Chowdhury shares with the reader the insights he gained from his vantage position. In the notorious Jain hawala case, 62 politicians and 18 government servants were found to be receiving hawala payments on a regular basis. These were not bribes on a quid pro quo basis as many of the recipients were not in positions of power at the time. In other words, there was no evident corruption in the transactions, but there were serious violation of foreign exchange laws.
Yet the CBI pursued the cases under the Prevention of Corruption Act and the cases "were thrown out by the court at the threshold itself". Chowdhury cites provisions of the much stricter Foreign Exchange Regulation Act and asserts that prosecution under FERA would have produced immediate results. So why didn't the CBI do so? Good question.

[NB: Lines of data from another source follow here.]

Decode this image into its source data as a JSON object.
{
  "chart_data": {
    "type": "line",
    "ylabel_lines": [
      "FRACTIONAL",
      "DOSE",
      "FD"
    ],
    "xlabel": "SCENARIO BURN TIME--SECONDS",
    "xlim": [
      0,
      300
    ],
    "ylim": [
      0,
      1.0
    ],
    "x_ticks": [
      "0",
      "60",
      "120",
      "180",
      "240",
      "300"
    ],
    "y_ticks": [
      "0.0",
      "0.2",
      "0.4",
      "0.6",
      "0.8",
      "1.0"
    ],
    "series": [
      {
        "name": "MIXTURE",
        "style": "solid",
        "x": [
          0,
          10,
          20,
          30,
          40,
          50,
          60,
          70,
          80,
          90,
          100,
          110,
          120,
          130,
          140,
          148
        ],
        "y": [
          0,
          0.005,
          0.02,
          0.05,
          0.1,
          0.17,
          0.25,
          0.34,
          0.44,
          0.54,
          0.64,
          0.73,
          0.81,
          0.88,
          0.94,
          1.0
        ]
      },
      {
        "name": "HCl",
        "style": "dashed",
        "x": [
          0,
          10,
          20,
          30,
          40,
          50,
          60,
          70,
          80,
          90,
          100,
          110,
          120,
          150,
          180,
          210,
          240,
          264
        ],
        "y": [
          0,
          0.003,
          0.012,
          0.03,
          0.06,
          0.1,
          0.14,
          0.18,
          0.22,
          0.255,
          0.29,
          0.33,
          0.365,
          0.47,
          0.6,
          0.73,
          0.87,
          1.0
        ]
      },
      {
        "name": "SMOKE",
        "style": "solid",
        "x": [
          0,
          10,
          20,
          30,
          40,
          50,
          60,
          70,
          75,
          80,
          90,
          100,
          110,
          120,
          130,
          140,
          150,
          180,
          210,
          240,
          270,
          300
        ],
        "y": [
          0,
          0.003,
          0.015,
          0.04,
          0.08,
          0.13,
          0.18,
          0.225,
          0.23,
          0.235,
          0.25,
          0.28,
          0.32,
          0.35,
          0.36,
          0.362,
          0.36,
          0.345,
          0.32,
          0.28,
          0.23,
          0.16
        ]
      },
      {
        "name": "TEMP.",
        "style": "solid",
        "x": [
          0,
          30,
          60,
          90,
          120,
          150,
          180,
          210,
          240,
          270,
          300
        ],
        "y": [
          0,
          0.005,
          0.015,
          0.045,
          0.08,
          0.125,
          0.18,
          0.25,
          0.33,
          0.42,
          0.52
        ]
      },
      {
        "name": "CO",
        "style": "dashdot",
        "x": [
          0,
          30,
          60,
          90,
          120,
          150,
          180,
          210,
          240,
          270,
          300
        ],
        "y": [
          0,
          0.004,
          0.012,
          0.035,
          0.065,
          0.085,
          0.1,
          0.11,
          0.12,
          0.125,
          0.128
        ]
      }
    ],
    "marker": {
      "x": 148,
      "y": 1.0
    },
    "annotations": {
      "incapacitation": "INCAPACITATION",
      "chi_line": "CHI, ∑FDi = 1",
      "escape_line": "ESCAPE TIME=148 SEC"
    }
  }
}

For that matter, how many of us knew that the Indo-US Rupee-Rouble Trade Agreement was "the largest value foreign exchange scam using a single modus operandi that has been played out in the history of India"? It led to "the draining away of about 40 million US dollars from the country in one year".
India imported defence equipment from Russia against rupees, but under an arbitrarily denominated exchange rate. Russia built up a huge credit balance which it surreptitiously auctioned off for payment in US dollars. Officials in both countries benefited and so did the Russian Government and financial fixers. The losers were Indians.

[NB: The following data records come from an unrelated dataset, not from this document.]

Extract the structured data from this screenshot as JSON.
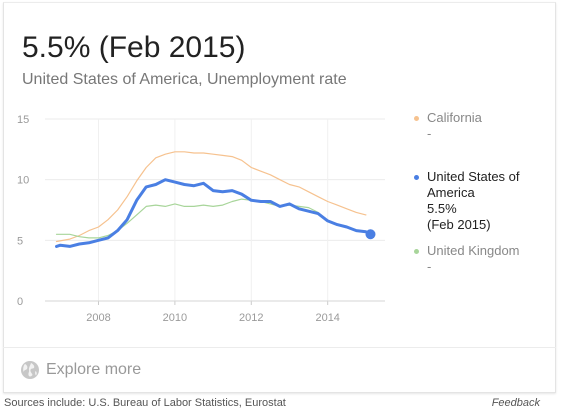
{
  "headline": "5.5% (Feb 2015)",
  "subtitle": "United States of America, Unemployment rate",
  "legend": [
    {
      "name": "California",
      "value": "-",
      "color": "#f6c28f",
      "active": false
    },
    {
      "name": "United States of America",
      "name_lines": [
        "United States of",
        "America"
      ],
      "value": "5.5%",
      "date": "(Feb 2015)",
      "color": "#4a7fe3",
      "active": true
    },
    {
      "name": "United Kingdom",
      "value": "-",
      "color": "#a8d59a",
      "active": false
    }
  ],
  "explore": {
    "label": "Explore more",
    "icon": "globe-icon"
  },
  "footer": {
    "sources": "Sources include: U.S. Bureau of Labor Statistics, Eurostat",
    "feedback": "Feedback"
  },
  "chart_data": {
    "type": "line",
    "xlabel": "",
    "ylabel": "",
    "xlim": [
      2006.6,
      2015.5
    ],
    "ylim": [
      0,
      15
    ],
    "yticks": [
      "15",
      "10",
      "5",
      "0"
    ],
    "xticks": [
      "2008",
      "2010",
      "2012",
      "2014"
    ],
    "grid": true,
    "legend_position": "right",
    "series": [
      {
        "name": "California",
        "color": "#f6c28f",
        "x": [
          2006.9,
          2007.25,
          2007.5,
          2007.75,
          2008.0,
          2008.25,
          2008.5,
          2008.75,
          2009.0,
          2009.25,
          2009.5,
          2009.75,
          2010.0,
          2010.25,
          2010.5,
          2010.75,
          2011.0,
          2011.25,
          2011.5,
          2011.75,
          2012.0,
          2012.25,
          2012.5,
          2012.75,
          2013.0,
          2013.25,
          2013.5,
          2013.75,
          2014.0,
          2014.25,
          2014.5,
          2014.75,
          2015.0
        ],
        "y": [
          4.9,
          5.1,
          5.4,
          5.8,
          6.1,
          6.7,
          7.5,
          8.6,
          9.9,
          11.0,
          11.8,
          12.1,
          12.3,
          12.3,
          12.2,
          12.2,
          12.1,
          12.0,
          11.9,
          11.6,
          11.0,
          10.7,
          10.4,
          10.0,
          9.6,
          9.4,
          9.0,
          8.6,
          8.2,
          7.9,
          7.6,
          7.3,
          7.1
        ]
      },
      {
        "name": "United States of America",
        "color": "#4a7fe3",
        "x": [
          2006.9,
          2007.0,
          2007.25,
          2007.5,
          2007.75,
          2008.0,
          2008.25,
          2008.5,
          2008.75,
          2009.0,
          2009.25,
          2009.5,
          2009.75,
          2010.0,
          2010.25,
          2010.5,
          2010.75,
          2011.0,
          2011.25,
          2011.5,
          2011.75,
          2012.0,
          2012.25,
          2012.5,
          2012.75,
          2013.0,
          2013.25,
          2013.5,
          2013.75,
          2014.0,
          2014.25,
          2014.5,
          2014.75,
          2015.0,
          2015.12
        ],
        "y": [
          4.5,
          4.6,
          4.5,
          4.7,
          4.8,
          5.0,
          5.2,
          5.8,
          6.7,
          8.3,
          9.4,
          9.6,
          10.0,
          9.8,
          9.6,
          9.5,
          9.7,
          9.1,
          9.0,
          9.1,
          8.8,
          8.3,
          8.2,
          8.2,
          7.8,
          8.0,
          7.6,
          7.4,
          7.2,
          6.6,
          6.3,
          6.1,
          5.8,
          5.7,
          5.5
        ]
      },
      {
        "name": "United Kingdom",
        "color": "#a8d59a",
        "x": [
          2006.9,
          2007.25,
          2007.5,
          2007.75,
          2008.0,
          2008.25,
          2008.5,
          2008.75,
          2009.0,
          2009.25,
          2009.5,
          2009.75,
          2010.0,
          2010.25,
          2010.5,
          2010.75,
          2011.0,
          2011.25,
          2011.5,
          2011.75,
          2012.0,
          2012.25,
          2012.5,
          2012.75,
          2013.0,
          2013.25,
          2013.5,
          2013.75
        ],
        "y": [
          5.5,
          5.5,
          5.3,
          5.2,
          5.2,
          5.4,
          5.8,
          6.4,
          7.1,
          7.8,
          7.9,
          7.8,
          8.0,
          7.8,
          7.8,
          7.9,
          7.8,
          7.9,
          8.2,
          8.4,
          8.3,
          8.2,
          8.0,
          7.8,
          7.9,
          7.8,
          7.7,
          7.3
        ]
      }
    ]
  }
}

Chowdhury, who was Director of Enforcement then, proposed a simple solution to keep out the racketeers. An unusually quick reply from the Department of Revenue expressed outrage at the suggestion. Evidently top officials were interested in the racket.
Somewhat shyly, Chowdhury records that the Rupee-Rouble Agreement was negotiated and many revisions made in the period when Manmohan Singh held a series of positions in the financial sector, from Secretary of the Department of Economic Affairs to Finance Secretary and finally Finance Minister. He makes no comment other than that the nature and size of the scam were known to the top people.
Javid Chowdhury is a Gujarati and he has much to say about Narendra Modi's ideas and actions. He says it with his usual adherence to the facts he knew. Here's a gem. He was Secretary in the Union Health Ministry at the time of the 2002 riots. Modi did not allow the Union Health Minister to visit Shah Alam relief camp; the state health minister threatened to jump out of the car if the central minister insisted on visiting the camp.
Providing a succinct account of the caste history of Gujarati politics, Chowdhury says that "Narendrabhai is from a sub-sect [ of the OBC category] that is particularly excluded from the power structure" which makes his rise in the upper-caste oriented BJP "a freak deviation". He faults Modi for "his several ethical incapacities". But his main criticism is that Modi has little concept of the science of public administration, that his centralised model of governance will eventually leave Gujarat an administrative wasteland. In this year of election hype, who has ears to hear?